Entre los asistentes también ha estado el alcalde de Alicante, Luis Barcala, que no ha querido perderse los últimos partidos de la selección arropado por los alicantinos. Familias enteras han compartido espacio con numerosos grupos de amigos, especialmente jóvenes, que han convertido el recinto en una auténtica fiesta del fútbol.
Plaza de Toros
La otra cara de la noche se ha vivido en la Plaza de Toros. Aunque el ambiente también ha sido intenso, la experiencia ha distado mucho de la del Centro de Tecnificación. Allí, los asistentes se han tenido que conformar con una única pantalla, de pequeño tamaño, lo que ha dificultado la visibilidad para quienes han ocupado las gradas.
Los problemas han comenzado incluso antes del inicio del encuentro. Apenas unos minutos antes del pitido inicial, el coso taurino ha cerrado sus puertas por motivos de seguridad relacionados con el aforo, dejando a numerosas personas fuera del recinto, especialmente a quienes han llegado a última hora. Y es que a las 19:30 la cola para accdeder al recinto ya giraba en la calle San Carlos, en Carolinas Bajas, hasta la altura de la calle General Aldave.
La decisión de que no entrara más gente ha provocado momentos de tensión en los accesos. Mientras algunas personas han tratado de salir, otras han empujado desde el exterior para intentar entrar. El personal de la plaza ha intentado mantener las puertas cerradas para impedir el acceso de más asistentes de los permitidos, llegando incluso a forcejear con quienes han presionado desde fuera. Finalmente, varias personas, entre ellas algunas con carritos de bebé, han conseguido acceder a la fuerza.
Dentro tampoco ha mejorado la situación. La pantalla ha sufrido problemas de conexión durante los primeros minutos del partido, perdiéndose la señal y generando el descontento de los presentes. Además, durante el encuentro también se ha podido observar acumulación de residuos, como botellas y otros plásticos, en distintos puntos del recinto.
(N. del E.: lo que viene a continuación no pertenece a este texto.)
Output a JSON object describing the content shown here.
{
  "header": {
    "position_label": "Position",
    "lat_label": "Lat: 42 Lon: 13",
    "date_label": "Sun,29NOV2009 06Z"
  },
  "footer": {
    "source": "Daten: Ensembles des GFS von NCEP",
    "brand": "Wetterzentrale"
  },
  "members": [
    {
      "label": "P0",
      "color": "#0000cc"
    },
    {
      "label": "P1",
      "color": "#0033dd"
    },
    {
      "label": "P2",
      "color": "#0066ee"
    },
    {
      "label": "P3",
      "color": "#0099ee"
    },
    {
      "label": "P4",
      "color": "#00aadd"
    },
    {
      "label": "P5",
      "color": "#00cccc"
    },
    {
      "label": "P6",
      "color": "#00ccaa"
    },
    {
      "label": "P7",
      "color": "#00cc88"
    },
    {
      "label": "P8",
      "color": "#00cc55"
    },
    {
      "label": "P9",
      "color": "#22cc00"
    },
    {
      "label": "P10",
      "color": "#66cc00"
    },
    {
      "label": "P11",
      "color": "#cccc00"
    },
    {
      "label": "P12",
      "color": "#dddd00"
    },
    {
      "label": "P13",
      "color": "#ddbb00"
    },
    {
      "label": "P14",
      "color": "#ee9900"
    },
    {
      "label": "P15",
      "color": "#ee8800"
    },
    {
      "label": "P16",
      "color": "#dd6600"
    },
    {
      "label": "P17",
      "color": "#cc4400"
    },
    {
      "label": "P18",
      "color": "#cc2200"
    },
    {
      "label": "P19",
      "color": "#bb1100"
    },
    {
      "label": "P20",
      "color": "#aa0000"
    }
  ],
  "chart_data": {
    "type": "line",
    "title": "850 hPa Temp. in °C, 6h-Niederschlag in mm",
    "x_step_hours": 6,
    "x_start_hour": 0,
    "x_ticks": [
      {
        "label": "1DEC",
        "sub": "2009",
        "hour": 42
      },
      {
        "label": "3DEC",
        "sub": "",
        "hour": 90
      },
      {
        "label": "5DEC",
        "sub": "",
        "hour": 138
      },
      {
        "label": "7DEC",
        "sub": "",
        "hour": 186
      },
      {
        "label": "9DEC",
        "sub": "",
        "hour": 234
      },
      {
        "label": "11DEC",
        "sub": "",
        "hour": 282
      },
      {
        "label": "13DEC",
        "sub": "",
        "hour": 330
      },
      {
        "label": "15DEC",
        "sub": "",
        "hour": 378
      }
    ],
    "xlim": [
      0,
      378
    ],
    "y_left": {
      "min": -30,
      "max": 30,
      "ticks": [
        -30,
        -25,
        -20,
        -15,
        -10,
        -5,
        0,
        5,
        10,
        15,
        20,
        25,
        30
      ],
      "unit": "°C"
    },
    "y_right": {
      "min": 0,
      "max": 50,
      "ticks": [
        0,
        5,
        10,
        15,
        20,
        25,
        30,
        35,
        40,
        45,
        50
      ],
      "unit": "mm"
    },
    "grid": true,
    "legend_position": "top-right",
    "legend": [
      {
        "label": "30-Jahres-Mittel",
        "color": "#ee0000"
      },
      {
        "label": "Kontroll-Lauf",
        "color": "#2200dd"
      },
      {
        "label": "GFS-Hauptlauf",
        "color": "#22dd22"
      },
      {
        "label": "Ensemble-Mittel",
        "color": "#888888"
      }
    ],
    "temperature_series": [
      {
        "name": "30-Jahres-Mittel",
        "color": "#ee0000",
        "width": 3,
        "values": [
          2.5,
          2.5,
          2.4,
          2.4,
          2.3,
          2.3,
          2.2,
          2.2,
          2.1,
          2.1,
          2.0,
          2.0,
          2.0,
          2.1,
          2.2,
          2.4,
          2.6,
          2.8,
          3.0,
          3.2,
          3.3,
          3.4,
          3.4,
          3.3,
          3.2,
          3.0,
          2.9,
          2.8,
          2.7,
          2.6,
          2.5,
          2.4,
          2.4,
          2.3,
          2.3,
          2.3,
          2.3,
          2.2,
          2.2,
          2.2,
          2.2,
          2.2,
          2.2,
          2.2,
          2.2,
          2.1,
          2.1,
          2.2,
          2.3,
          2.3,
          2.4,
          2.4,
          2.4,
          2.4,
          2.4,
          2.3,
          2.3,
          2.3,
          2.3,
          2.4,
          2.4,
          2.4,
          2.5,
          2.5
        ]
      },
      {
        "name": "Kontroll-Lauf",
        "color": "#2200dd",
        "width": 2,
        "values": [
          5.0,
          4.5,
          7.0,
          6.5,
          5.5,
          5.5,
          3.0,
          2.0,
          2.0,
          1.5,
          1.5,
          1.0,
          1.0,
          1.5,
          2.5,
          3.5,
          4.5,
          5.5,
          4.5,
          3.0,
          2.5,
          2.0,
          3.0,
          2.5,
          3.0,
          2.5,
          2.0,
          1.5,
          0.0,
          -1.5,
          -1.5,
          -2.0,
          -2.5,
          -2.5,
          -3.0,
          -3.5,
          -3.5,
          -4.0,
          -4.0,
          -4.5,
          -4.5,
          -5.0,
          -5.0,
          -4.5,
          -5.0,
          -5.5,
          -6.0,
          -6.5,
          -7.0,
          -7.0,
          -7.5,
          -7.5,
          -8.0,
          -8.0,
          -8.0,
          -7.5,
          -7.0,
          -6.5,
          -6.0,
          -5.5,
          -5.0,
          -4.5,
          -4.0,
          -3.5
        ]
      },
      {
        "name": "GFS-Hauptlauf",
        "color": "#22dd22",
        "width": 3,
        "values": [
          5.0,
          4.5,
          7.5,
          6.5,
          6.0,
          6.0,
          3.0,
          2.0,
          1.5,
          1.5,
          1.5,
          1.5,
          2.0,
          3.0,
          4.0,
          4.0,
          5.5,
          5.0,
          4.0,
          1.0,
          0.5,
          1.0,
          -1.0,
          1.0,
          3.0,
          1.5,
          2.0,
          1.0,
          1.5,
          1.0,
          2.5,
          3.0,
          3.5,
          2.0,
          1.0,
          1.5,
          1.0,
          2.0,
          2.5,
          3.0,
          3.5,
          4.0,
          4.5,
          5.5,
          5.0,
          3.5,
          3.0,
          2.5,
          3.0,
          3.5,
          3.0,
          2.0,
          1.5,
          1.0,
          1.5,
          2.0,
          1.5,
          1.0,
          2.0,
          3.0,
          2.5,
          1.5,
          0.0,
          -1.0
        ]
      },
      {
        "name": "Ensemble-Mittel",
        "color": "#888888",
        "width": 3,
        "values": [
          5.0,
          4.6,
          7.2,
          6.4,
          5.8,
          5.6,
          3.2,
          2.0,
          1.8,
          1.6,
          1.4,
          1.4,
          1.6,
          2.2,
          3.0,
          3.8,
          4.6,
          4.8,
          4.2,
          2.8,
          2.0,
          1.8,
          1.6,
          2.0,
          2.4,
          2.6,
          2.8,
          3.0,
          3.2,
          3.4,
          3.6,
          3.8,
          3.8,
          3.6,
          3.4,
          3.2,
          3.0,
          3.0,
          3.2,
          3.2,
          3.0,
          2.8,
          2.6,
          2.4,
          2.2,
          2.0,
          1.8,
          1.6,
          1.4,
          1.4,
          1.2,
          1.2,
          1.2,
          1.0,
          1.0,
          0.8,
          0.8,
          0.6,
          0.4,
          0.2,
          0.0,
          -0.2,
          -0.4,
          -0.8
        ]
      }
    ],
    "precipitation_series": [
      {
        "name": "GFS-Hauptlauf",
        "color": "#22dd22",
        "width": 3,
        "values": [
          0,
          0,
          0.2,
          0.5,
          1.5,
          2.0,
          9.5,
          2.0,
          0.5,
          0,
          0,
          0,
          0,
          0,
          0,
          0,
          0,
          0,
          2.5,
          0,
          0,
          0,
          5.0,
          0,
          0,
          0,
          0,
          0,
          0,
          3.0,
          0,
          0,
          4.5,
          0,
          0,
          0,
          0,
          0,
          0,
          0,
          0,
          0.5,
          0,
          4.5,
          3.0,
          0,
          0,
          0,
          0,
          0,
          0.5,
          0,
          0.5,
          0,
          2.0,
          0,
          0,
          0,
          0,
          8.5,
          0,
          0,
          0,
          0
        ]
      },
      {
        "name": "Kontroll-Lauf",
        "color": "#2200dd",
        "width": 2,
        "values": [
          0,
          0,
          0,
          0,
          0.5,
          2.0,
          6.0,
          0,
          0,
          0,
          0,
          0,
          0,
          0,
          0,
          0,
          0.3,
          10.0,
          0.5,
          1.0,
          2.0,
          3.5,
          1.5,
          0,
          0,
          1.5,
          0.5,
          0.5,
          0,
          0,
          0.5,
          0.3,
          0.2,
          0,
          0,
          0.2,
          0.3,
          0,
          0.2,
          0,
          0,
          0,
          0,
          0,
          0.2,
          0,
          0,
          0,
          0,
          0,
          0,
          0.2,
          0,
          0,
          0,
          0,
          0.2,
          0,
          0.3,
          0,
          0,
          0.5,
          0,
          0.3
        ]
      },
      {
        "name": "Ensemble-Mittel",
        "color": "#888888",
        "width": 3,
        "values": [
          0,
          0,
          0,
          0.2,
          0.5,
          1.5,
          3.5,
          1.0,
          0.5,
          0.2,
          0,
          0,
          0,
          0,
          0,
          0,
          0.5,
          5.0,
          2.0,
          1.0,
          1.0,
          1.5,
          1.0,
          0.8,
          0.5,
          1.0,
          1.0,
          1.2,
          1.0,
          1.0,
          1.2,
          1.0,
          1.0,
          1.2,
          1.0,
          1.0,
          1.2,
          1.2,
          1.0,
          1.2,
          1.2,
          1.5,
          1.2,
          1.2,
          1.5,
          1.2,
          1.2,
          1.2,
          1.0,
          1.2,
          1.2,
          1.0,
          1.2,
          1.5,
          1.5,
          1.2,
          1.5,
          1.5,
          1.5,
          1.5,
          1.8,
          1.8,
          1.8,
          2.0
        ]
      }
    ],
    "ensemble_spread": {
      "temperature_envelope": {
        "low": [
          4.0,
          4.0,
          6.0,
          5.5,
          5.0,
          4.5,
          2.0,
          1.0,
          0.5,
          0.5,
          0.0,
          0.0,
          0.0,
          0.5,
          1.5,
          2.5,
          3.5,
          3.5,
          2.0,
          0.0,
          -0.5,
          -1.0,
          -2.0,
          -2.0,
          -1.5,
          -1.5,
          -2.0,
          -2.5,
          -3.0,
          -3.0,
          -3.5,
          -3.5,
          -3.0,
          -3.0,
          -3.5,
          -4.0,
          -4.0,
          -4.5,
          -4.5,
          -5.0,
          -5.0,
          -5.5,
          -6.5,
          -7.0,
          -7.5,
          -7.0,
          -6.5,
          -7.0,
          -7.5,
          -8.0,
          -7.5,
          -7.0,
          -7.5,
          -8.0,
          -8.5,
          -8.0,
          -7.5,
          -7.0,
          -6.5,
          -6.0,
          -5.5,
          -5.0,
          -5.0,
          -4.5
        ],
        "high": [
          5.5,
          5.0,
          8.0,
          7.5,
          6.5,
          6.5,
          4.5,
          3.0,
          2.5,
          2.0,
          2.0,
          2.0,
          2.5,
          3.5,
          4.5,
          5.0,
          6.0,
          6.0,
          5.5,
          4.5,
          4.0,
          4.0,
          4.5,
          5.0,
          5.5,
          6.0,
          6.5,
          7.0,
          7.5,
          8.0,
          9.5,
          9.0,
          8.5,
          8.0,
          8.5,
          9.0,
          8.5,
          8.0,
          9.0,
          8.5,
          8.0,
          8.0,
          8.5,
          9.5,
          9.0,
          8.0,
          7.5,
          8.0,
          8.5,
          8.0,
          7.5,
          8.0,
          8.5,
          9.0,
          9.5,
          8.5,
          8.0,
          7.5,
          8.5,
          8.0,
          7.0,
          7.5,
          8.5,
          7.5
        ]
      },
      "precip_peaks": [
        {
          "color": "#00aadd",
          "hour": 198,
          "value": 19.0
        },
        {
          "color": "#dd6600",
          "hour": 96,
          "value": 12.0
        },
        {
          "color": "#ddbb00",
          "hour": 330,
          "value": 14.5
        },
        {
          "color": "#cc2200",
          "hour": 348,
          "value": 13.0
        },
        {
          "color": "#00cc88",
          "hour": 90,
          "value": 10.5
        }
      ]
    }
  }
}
Dos escenarios han reflejado dos maneras diferentes de vivir una misma noche. Mientras el Centro de Tecnificación se ha convertido en el corazón de una celebración que ha estallado con el gol de Ferran Torres, la Plaza de Toros ha dejado una imagen marcada por las dificultades organizativas y los problemas para seguir una final que ya forma parte de la historia del fútbol español.